AFGAN GÖÇMENLERİN TÜRKİYE’DEKİ MÜCADELESİ
Seminerin ilk konuşmacısı olan Fransız antropolog Leo Lefort, “Misafirlikten Yerliliğe mi? İstanbul’daki Afgan Göçmenlerin Hareket Alanındaki Belirsizlikler” başlıklı sunumuyla Afgan göçmenlerin Türkiye’deki günlük yaşamlarına, hukuki statülerine ve sosyal adaptasyon süreçlerine odaklandı. Lefort, Afgan göçmenlerin göç yollarında karşılaştıkları risklere ve Afgan göçmenlerin hukuki belirsizlikler ve ekonomik zorluklar nedeniyle yaşadıkları izolasyona dikkat çekti.
ESENYURT’TAN GÖÇ VE UYUM ÖRNEKLERİ
Seminerin ikinci konuşmacısı, Aile ve Sosyal Hizmetler Bakanlığı Esenyurt Sosyal Hizmet Merkezi’nden Uzman Sosyolog Songül Demirel oldu. “Göçmenin Mekâna Tutunması ve Komşuluk İlişkileri” başlıklı konuşmasında, sahadaki gözlemlerini paylaşan Demirel, özellikle Esenyurt’ta Suriyeli göçmenlerin mekâna nasıl adapte olduklarını ve Türklerle kurdukları sosyal ilişkilerin olumlu örneklerini aktardı. Esenyurt’un yoksul kesimlerin ve iç göçle gelen vatandaşların yoğunlaştığı bir bölge olduğuna dikkat çeken Demirel, Suriyeli göçmenlerin zamanla Türk komşularıyla dayanışma ağları oluşturduğunu ve kent dokusuna entegre olduklarını belirtti.
UYUM GÖRÜLMEYE BAŞLADI
Demirel, göçmenlerin uyum süreçlerinde eğitim ve barınma gibi sorunların başta büyük zorluklar oluşturduğunu ancak yıllar içinde bu problemlerin aşıldığını ifade etti.
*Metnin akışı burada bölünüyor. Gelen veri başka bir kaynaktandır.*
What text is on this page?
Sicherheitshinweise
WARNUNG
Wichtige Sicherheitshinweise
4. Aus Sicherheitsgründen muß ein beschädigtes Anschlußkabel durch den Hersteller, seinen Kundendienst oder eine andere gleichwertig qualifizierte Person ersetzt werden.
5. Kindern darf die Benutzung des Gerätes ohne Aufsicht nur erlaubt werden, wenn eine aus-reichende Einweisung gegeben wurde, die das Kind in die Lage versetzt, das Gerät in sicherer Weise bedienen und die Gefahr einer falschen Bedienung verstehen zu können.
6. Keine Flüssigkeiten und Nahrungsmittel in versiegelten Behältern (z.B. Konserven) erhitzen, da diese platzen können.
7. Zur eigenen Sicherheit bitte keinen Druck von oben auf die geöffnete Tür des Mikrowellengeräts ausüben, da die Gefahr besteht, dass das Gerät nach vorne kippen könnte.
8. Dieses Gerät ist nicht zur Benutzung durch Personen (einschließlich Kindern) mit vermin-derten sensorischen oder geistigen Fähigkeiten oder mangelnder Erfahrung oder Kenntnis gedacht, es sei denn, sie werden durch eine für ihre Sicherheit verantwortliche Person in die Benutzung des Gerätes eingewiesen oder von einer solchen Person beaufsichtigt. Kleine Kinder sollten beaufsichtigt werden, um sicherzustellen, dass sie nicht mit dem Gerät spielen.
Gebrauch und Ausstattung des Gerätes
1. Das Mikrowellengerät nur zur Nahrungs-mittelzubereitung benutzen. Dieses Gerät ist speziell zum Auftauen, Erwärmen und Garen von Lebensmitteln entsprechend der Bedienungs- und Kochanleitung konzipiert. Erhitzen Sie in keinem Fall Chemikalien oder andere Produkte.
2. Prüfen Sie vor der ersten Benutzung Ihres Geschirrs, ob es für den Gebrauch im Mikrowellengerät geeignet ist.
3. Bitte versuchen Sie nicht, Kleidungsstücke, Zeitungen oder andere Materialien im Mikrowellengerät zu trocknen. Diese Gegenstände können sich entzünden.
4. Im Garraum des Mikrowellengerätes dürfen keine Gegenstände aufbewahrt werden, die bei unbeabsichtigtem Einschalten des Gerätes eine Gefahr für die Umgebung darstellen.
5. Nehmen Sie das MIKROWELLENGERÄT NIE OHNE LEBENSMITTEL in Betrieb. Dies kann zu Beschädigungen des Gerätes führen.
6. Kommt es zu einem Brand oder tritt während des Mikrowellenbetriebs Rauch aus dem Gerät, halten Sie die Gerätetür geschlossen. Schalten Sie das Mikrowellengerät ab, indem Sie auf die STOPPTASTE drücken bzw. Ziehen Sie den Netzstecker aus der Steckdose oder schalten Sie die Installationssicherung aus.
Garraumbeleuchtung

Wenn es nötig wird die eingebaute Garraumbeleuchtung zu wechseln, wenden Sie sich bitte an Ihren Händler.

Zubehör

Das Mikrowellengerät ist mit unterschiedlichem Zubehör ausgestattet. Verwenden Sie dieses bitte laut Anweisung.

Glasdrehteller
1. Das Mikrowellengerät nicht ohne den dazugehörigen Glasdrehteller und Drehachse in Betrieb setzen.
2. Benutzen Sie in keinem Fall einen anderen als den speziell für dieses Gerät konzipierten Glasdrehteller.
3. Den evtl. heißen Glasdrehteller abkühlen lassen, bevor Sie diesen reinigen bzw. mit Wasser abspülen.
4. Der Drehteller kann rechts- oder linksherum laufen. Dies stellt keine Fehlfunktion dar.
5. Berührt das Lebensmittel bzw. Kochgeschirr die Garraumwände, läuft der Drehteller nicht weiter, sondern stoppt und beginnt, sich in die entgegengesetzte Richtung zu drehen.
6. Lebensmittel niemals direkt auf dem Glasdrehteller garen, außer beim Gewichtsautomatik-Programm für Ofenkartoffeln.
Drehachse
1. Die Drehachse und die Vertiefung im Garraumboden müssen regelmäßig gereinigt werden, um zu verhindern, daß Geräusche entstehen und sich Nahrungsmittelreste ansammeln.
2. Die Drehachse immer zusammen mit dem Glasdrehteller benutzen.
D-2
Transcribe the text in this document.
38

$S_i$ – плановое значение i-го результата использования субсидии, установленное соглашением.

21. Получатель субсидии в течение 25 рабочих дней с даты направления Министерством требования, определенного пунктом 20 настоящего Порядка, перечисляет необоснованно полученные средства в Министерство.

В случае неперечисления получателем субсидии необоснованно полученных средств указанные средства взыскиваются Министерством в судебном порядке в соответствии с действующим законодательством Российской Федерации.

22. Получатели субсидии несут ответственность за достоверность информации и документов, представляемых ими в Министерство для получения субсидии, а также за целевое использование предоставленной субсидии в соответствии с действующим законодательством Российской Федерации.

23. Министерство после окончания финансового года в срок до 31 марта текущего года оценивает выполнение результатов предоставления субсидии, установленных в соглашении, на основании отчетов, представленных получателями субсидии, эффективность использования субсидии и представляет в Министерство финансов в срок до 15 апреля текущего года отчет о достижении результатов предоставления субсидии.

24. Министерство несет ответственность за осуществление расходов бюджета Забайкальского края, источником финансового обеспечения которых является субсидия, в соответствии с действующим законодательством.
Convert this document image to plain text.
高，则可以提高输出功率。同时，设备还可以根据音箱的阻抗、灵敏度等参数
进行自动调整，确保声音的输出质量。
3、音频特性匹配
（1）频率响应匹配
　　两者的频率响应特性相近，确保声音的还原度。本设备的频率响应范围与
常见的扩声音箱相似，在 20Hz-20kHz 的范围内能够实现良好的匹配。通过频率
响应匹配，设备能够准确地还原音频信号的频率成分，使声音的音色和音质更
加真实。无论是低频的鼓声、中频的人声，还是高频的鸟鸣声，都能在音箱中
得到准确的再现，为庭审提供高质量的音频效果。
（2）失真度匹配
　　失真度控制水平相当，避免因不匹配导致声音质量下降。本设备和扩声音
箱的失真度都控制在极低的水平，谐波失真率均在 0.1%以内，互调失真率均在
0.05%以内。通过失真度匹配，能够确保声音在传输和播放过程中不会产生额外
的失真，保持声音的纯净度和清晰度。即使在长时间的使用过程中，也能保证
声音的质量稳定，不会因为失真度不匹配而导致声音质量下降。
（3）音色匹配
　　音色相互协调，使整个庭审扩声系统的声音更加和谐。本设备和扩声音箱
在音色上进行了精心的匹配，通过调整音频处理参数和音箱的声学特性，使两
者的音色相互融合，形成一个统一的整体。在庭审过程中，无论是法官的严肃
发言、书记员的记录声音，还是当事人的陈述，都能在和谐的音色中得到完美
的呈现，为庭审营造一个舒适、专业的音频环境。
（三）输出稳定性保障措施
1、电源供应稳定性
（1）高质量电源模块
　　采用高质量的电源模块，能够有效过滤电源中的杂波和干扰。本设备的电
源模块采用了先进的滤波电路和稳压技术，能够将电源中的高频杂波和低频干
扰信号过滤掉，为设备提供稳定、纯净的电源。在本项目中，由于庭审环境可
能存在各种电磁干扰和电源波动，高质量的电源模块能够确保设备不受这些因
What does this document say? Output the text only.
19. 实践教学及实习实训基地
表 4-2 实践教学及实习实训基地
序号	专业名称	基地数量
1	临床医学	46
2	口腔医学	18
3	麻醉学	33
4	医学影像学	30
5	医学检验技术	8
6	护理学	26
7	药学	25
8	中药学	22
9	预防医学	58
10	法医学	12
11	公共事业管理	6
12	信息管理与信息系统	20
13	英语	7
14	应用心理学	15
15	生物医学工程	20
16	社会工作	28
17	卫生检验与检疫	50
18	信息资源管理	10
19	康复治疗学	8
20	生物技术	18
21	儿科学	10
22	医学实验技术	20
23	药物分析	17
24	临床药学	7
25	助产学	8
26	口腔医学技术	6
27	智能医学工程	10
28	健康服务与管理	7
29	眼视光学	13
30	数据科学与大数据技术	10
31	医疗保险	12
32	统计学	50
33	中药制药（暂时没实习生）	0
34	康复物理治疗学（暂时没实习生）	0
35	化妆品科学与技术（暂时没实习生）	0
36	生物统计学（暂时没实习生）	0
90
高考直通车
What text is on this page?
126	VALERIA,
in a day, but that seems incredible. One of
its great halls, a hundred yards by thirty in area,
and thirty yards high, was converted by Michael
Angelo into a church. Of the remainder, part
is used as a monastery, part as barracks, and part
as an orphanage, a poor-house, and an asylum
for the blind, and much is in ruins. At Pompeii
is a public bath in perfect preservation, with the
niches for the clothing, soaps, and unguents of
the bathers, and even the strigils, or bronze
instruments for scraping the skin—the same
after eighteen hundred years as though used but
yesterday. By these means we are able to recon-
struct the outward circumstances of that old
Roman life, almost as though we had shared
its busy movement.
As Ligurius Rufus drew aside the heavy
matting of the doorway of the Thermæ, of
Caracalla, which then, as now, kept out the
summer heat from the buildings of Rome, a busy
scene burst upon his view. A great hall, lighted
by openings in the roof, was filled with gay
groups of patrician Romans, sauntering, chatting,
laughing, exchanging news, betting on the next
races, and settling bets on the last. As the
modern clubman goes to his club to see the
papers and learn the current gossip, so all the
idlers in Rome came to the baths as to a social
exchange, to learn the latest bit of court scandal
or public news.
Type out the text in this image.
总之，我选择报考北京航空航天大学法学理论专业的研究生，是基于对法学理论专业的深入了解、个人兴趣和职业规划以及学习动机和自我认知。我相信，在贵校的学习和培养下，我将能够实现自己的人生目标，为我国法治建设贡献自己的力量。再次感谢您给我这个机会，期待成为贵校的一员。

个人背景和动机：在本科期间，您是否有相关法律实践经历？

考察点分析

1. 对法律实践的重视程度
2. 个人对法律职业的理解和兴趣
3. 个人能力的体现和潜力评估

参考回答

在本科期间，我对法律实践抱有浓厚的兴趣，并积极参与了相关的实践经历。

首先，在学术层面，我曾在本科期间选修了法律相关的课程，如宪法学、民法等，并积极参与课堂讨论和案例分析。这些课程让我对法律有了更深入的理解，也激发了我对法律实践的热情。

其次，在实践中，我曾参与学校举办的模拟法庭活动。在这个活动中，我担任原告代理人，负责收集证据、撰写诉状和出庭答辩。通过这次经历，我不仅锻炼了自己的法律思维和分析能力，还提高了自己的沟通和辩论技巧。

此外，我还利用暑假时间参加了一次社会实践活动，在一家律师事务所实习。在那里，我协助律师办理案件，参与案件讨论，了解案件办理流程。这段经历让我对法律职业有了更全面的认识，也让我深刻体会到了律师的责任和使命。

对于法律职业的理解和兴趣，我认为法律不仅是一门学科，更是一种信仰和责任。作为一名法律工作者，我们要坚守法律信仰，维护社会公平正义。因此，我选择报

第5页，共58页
Suriyeli ve Türk komşuların ortak kültürel unsurlar üzerinden uyum sağlamaya başladığını söyleyen Demirel, “Göçmenlerin toplumla kaynaşma sürecinde kültürel alışverişin önemi büyük.” dedi.
MEKÂN VE GÖÇMENLERİN KALICILAŞMA SÜRECİ
Seminerin son konuşmacısı, Tekirdağ Namık Kemal Üniversitesi Sosyoloji Bölümü’nden Doç. Dr. İhsan Çetin DE “Göçmenlerin Yerlileşme ve Kalıcılaşma Sürecinde Sosyo-Mekânsal Boyut” başlıklı sunumuyla göçmenlerin mekânsal yerleşim süreçlerini ele aldı. Doç. Dr. Çetin, göçmenlerin yerleştikleri mekânlarda yalnızca fiziksel bir varlık oluşturmadıklarını, aynı zamanda kültürel izler bırakarak o mekâna aidiyet geliştirdiklerini ifade etti. Doç. Dr. Çetin, düşük kira bedelleri ve sosyal dayanışma gibi faktörlerin, göçmenleri belli bölgelerde kümelenmeye yönelttiğini belirterek, “Bu kümelenmeler toplumsal ayrışma ve gettolaşma riskini de beraberinde getirebilir” dedi. Seminer, soru-cevap bölümüyle sona erdi.